Он вглядывался в себя, сравнивал. Раньше он ощущал какой-то дискомфорт душевный, когда обнаруживал себя в разладе с властью, в ком бы она в данный момент ни персонифицировалась. При Сталине это мог быть даже инструктор отдела пропаганды ЦК, вроде того же Маслина. Тогда никто никогда не говорил от себя. Не важно, кто передал тебе указание или замечание, кто подписал статью в «Культуре и жизни», важно, что и кто за этим стоит. Всегда и за всем в конечном счете стоял один человек. Хозяин.
При Хрущеве все сильно изменилось. У этого все на виду. Торопыга, он просто не успевал передоверить кому-то свои мысли. Чаще всего они слетали с его языка еще до того, как он их сам-то хорошенечко обдумает.
Сталин предпочитал доводить свои установки, особенно в области литературы, через ближайшее окружение. При Хрущеве окружение стремилось использовать шефа в качестве рупора собственных вкусов. Благо круг общения у него был значительно шире, чем у Сталина, он не любил уходить в тень и лаконизмом не отличался. У Сталина было — сказал, как отрезал. При Никите истина в последней инстанции становилась очевидной не сразу, к ней вели зигзаги, дорога петляла, взмывала резко в гору, стремглав уносилась вниз.
К.М. при этом нередко заносило, а то и выбрасывало в кювет. Были случаи, когда он искренне, хоть и ненадолго, верил, что вся рота идет не в ногу. Потом приходило отрезвление, осознание собственных ошибок, и в таких случаях он не скупился на покаяния, не исключая и публичные.

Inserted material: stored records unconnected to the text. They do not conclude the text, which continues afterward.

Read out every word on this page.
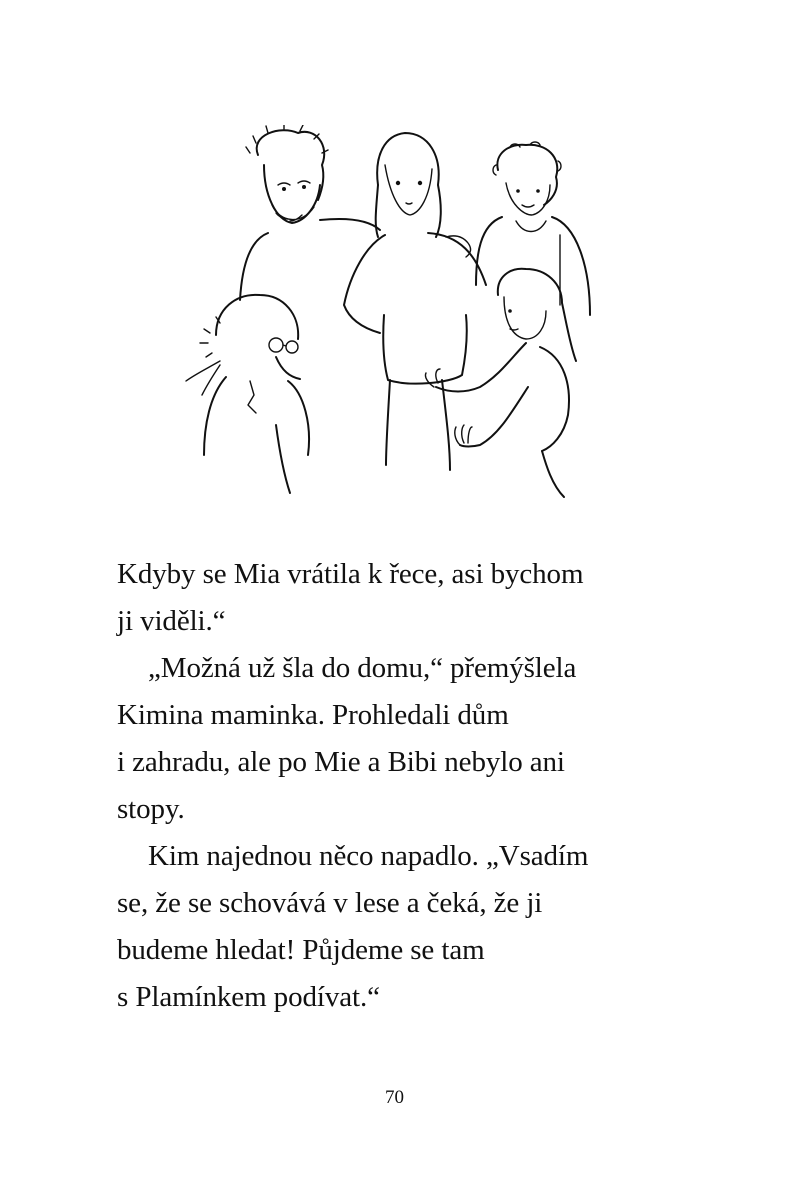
Kdyby se Mia vrátila k řece, asi bychom
ji viděli.“
„Možná už šla do domu,“ přemýšlela
Kimina maminka. Prohledali dům
i zahradu, ale po Mie a Bibi nebylo ani
stopy.
Kim najednou něco napadlo. „Vsadím
se, že se schovává v lese a čeká, že ji
budeme hledat! Půjdeme se tam
s Plamínkem podívat.“
70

Его швырнуло было опять на амбразуру, да вовремя спохватился. В нем все еще сидело то, чем Пастернак отмаялся в тридцатые годы:
Хотеть в отличье от хлыща
В его существованьи кратком
Труда со всеми сообща
И заодно с правопорядком.
И заодно с правопорядком... Похоже, Пастернаку так и не удалось решить эту задачку, что-то вроде квадратуры круга. Ему, Симонову, тут повезло, кажется, больше. Ну, и кто же в конечном счете в выигрыше?

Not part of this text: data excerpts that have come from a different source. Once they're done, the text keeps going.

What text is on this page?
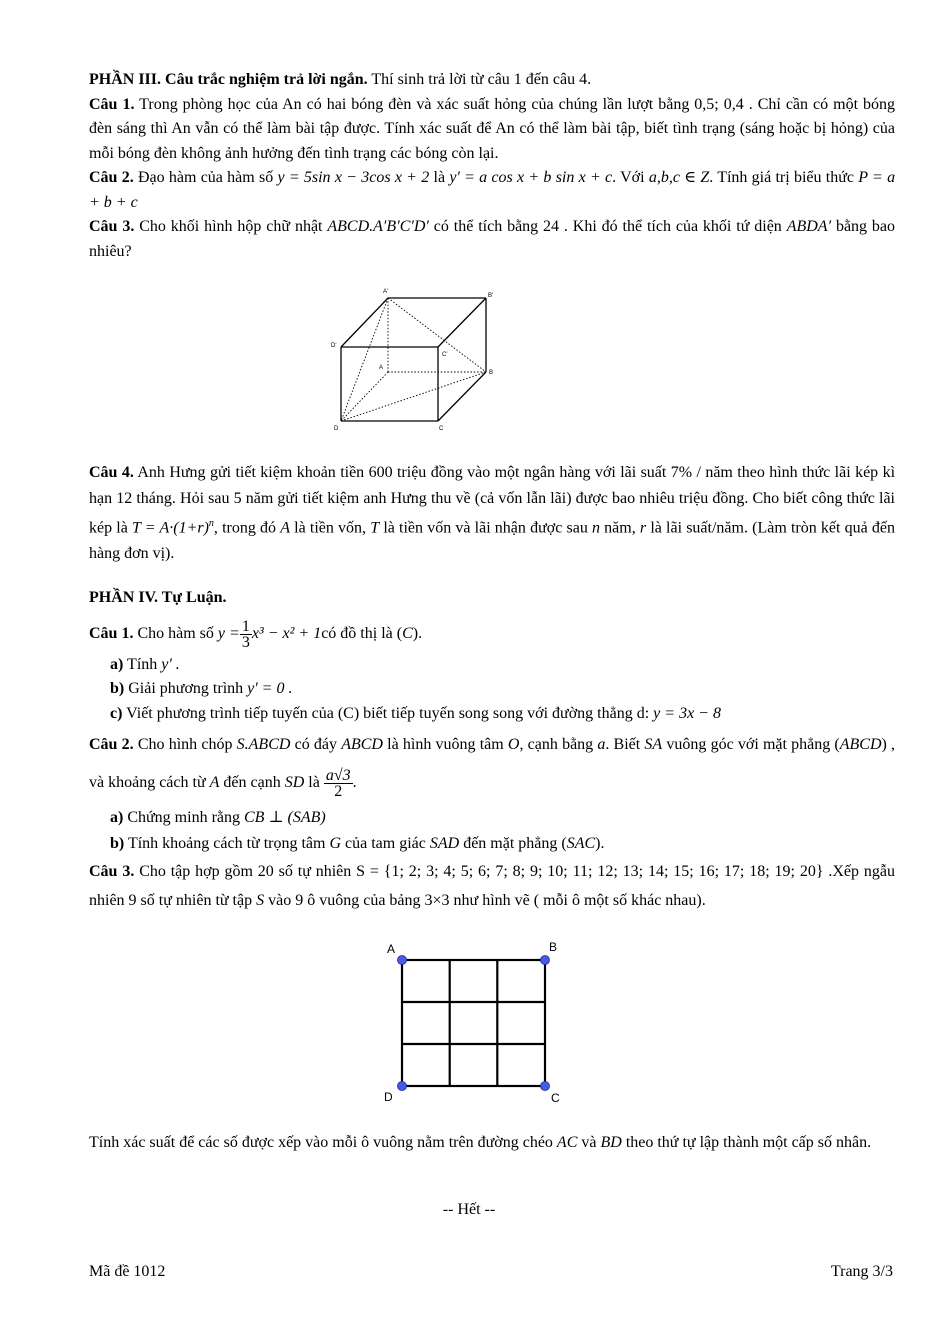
PHẦN III. Câu trắc nghiệm trả lời ngắn. Thí sinh trả lời từ câu 1 đến câu 4.

Câu 1. Trong phòng học của An có hai bóng đèn và xác suất hỏng của chúng lần lượt bằng 0,5; 0,4 . Chỉ cần có một bóng đèn sáng thì An vẫn có thể làm bài tập được. Tính xác suất để An có thể làm bài tập, biết tình trạng (sáng hoặc bị hỏng) của mỗi bóng đèn không ảnh hưởng đến tình trạng các bóng còn lại.

Câu 2. Đạo hàm của hàm số y = 5sin x − 3cos x + 2 là y' = a cos x + b sin x + c. Với a,b,c ∈ Z. Tính giá trị biểu thức P = a + b + c

Câu 3. Cho khối hình hộp chữ nhật ABCD.A′B′C′D′ có thể tích bằng 24 . Khi đó thể tích của khối tứ diện ABDA′ bằng bao nhiêu?

Câu 4. Anh Hưng gửi tiết kiệm khoản tiền 600 triệu đồng vào một ngân hàng với lãi suất 7% / năm theo hình thức lãi kép kì hạn 12 tháng. Hỏi sau 5 năm gửi tiết kiệm anh Hưng thu về (cả vốn lẫn lãi) được bao nhiêu triệu đồng. Cho biết công thức lãi kép là $T = A\cdot(1+r)^n$, trong đó A là tiền vốn, T là tiền vốn và lãi nhận được sau n năm, r là lãi suất/năm. (Làm tròn kết quả đến hàng đơn vị).

PHẦN IV. Tự Luận.

Câu 1. Cho hàm số $y = \frac{1}{3} x^3 - x^2$ + 1có đồ thị là (C).

a) Tính y' .

b) Giải phương trình y' = 0 .

c) Viết phương trình tiếp tuyến của (C) biết tiếp tuyến song song với đường thẳng d: y = 3x − 8

Câu 2. Cho hình chóp S.ABCD có đáy ABCD là hình vuông tâm O, cạnh bằng a. Biết SA vuông góc với mặt phẳng (ABCD) , và khoảng cách từ A đến cạnh SD là $\frac{a√3}{2}$ .

a) Chứng minh rằng CB ⊥ (SAB)

b) Tính khoảng cách từ trọng tâm G của tam giác SAD đến mặt phẳng (SAC).

Câu 3. Cho tập hợp gồm 20 số tự nhiên S = {1; 2; 3; 4; 5; 6; 7; 8; 9; 10; 11; 12; 13; 14; 15; 16; 17; 18; 19; 20} .Xếp ngẫu nhiên 9 số tự nhiên từ tập S vào 9 ô vuông của bảng 3×3 như hình vẽ ( mỗi ô một số khác nhau).

Tính xác suất để các số được xếp vào mỗi ô vuông nằm trên đường chéo AC và BD theo thứ tự lập thành một cấp số nhân.

A'
B'
D'
C'
A
B
D	C
A	B
D	C
-- Hết --
Mã đề 1012	Trang 3/3
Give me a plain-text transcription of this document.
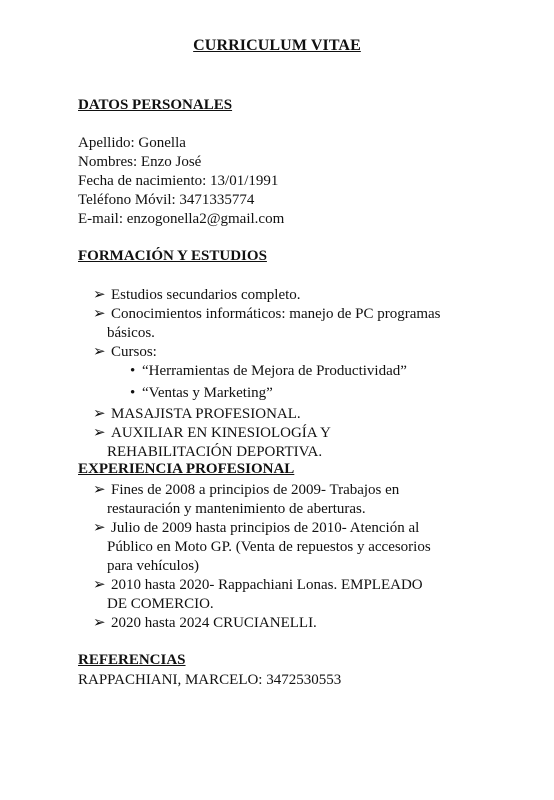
CURRICULUM VITAE
DATOS PERSONALES
Apellido: Gonella
Nombres: Enzo José
Fecha de nacimiento: 13/01/1991
Teléfono Móvil: 3471335774
E-mail: enzogonella2@gmail.com
FORMACIÓN Y ESTUDIOS
➢ Estudios secundarios completo.
➢ Conocimientos informáticos: manejo de PC programas
básicos.
➢ Cursos:
• “Herramientas de Mejora de Productividad”
• “Ventas y Marketing”
➢ MASAJISTA PROFESIONAL.
➢ AUXILIAR EN KINESIOLOGÍA Y
REHABILITACIÓN DEPORTIVA.
EXPERIENCIA PROFESIONAL
➢ Fines de 2008 a principios de 2009- Trabajos en
restauración y mantenimiento de aberturas.
➢ Julio de 2009 hasta principios de 2010- Atención al
Público en Moto GP. (Venta de repuestos y accesorios
para vehículos)
➢ 2010 hasta 2020- Rappachiani Lonas. EMPLEADO
DE COMERCIO.
➢ 2020 hasta 2024 CRUCIANELLI.
REFERENCIAS
RAPPACHIANI, MARCELO: 3472530553
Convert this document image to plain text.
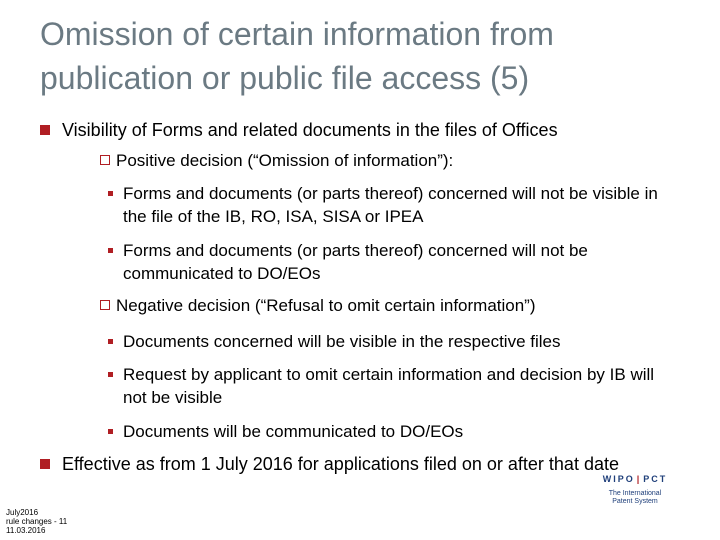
Omission of certain information from publication or public file access (5)
Visibility of Forms and related documents in the files of Offices
Positive decision (“Omission of information”):
Forms and documents (or parts thereof) concerned will not be visible in the file of the IB, RO, ISA, SISA or IPEA
Forms and documents (or parts thereof) concerned will not be communicated to DO/EOs
Negative decision (“Refusal to omit certain information”)
Documents concerned will be visible in the respective files
Request by applicant to omit certain information and decision by IB will not be visible
Documents will be communicated to DO/EOs
Effective as from 1 July 2016 for applications filed on or after that date
July2016
rule changes - 11
11.03.2016
WIPO | PCT
The International
Patent System
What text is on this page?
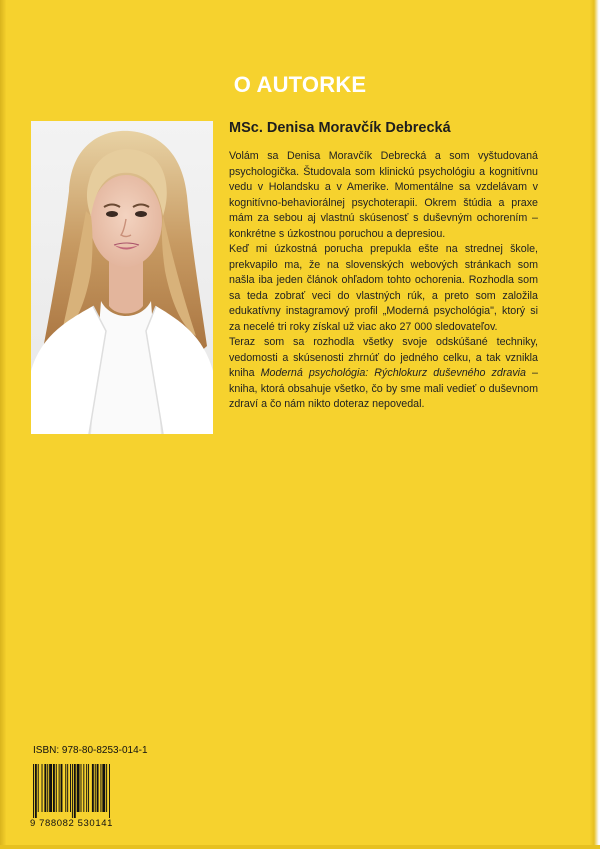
O AUTORKE
MSc. Denisa Moravčík Debrecká

Volám sa Denisa Moravčík Debrecká a som vyštudovaná psychologička. Študovala som klinickú psychológiu a kognitívnu vedu v Holandsku a v Amerike. Momentálne sa vzdelávam v kognitívno-behaviorálnej psychoterapii. Okrem štúdia a praxe mám za sebou aj vlastnú skúsenosť s duševným ochorením – konkrétne s úzkostnou poruchou a depresiou.

Keď mi úzkostná porucha prepukla ešte na strednej škole, prekvapilo ma, že na slovenských webových stránkach som našla iba jeden článok ohľadom tohto ochorenia. Rozhodla som sa teda zobrať veci do vlastných rúk, a preto som založila edukatívny instagramový profil „Moderná psychológia", ktorý si za necelé tri roky získal už viac ako 27 000 sledovateľov.

Teraz som sa rozhodla všetky svoje odskúšané techniky, vedomosti a skúsenosti zhrnúť do jedného celku, a tak vznikla kniha Moderná psychológia: Rýchlokurz duševného zdravia – kniha, ktorá obsahuje všetko, čo by sme mali vedieť o duševnom zdraví a čo nám nikto doteraz nepovedal.

ISBN: 978-80-8253-014-1
9 788082 530141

Впервые после 1956 года, когда они с Фединым, Кривицким и другими писали Пастернаку письмо и отослали ему его вместе с рукописью романа, у него шевельнулось желание перечитать «Доктора Живаго». В одной из зарубежных командировок, кажется, в США, он посмотрел фильм. Неплохой фильм. Только в нем мало что осталось от романа, кроме имен и общего антуража. Но прекрасна музыка в фильме! Он часто, без тени неловкости, признавался, что ничего не понимает в музыке. Эту не понять невозможно. Это даже и не музыка, а экстракт настроений, ностальгических движений души. Лежать на спине и, глядя широко открытыми глазами в бесконечность над тобой, плыть в прошлое. Не во вчерашнее и не в позавчерашнее, а в то, которое существовало еще до тебя и живет в тебе неслышным дыханием генов. Это прошлое было его родным отцом, российским офицером, которого он никогда не видел, потому что тот пропал без вести на германской, когда сыну не было еще и года. Прошлое было его тетками, княжнами Оболенскими, которые со своими чадами и домочадцами были сосланы в 1935 году, после убийства Кирова, из Петербурга в оренбургские степи, а потом сгинули там почти все, одна за другой. Три Леонидовны. Леониды по-гречески — поток падающих звезд, наблюдаемых осенью в созвездии Льва. Так что не роман, а фильм по нему, а главное — музыка помогли ему увидеть почти сюжетное совпадение того, что случилось с сестрами матери, с некоторыми событиями в романе. Каждая из них, особенно старшая, Людмила Леонидовна, самая красивая, могла оказаться Ларой. Не тогда ли, когда К.М. посмотрел далеко-далеко от родных краев этот фильм, в нем впервые шевельнулось что-то похожее на раскаяние?
Физически он уже вышел из анабиозного состояния, давно покинул свою комфортабельную отшельническую келью о двух этажах в Красной Пахре. Но продолжал оставаться наедине со своими думами.
Что-то мешало ему вплотную засесть за третий роман трилогии, которую он всю теперь называл «Живые и мертвые».
С Серпилиным, Синцовым, с Таней Овсянниковой он расстался во втором томе в разрушенном, но победном Сталинграде. Впереди еще была целая война. Но казалось порой, что ему уже нечего сказать об этом времени. В конце концов, кому какое дело, как сложатся судьбы его героев, если главное — исход самой войны уже предрешен.
Быть может, на это настраивали его письма читателей, приток которых с появлением новых и новых изданий «Солдатами не рождаются» снова увеличился. Он все чаще ловил себя на том, что восторги и похвалы почти не трогают, не проникают глубоко в душу, так же как комплименты в прессе. Каждый же упрек, просто неудовлетворенность глубоко ранят. Особенно если это письма фронтовиков. С разочарованием он убеждался, что описания встречи Серпилина со Сталиным, а потом разговор о ней с Иваном Алексеевичем, генштабистом, который вплоть до сталинградской катастрофы гитлеровцев встречался по службе со Сталиным чуть ли не каждый день, эти страницы, которые, по его замыслу, должны были стать нервным центром всего романа, не произвели того впечатления, на которое он рассчитывал.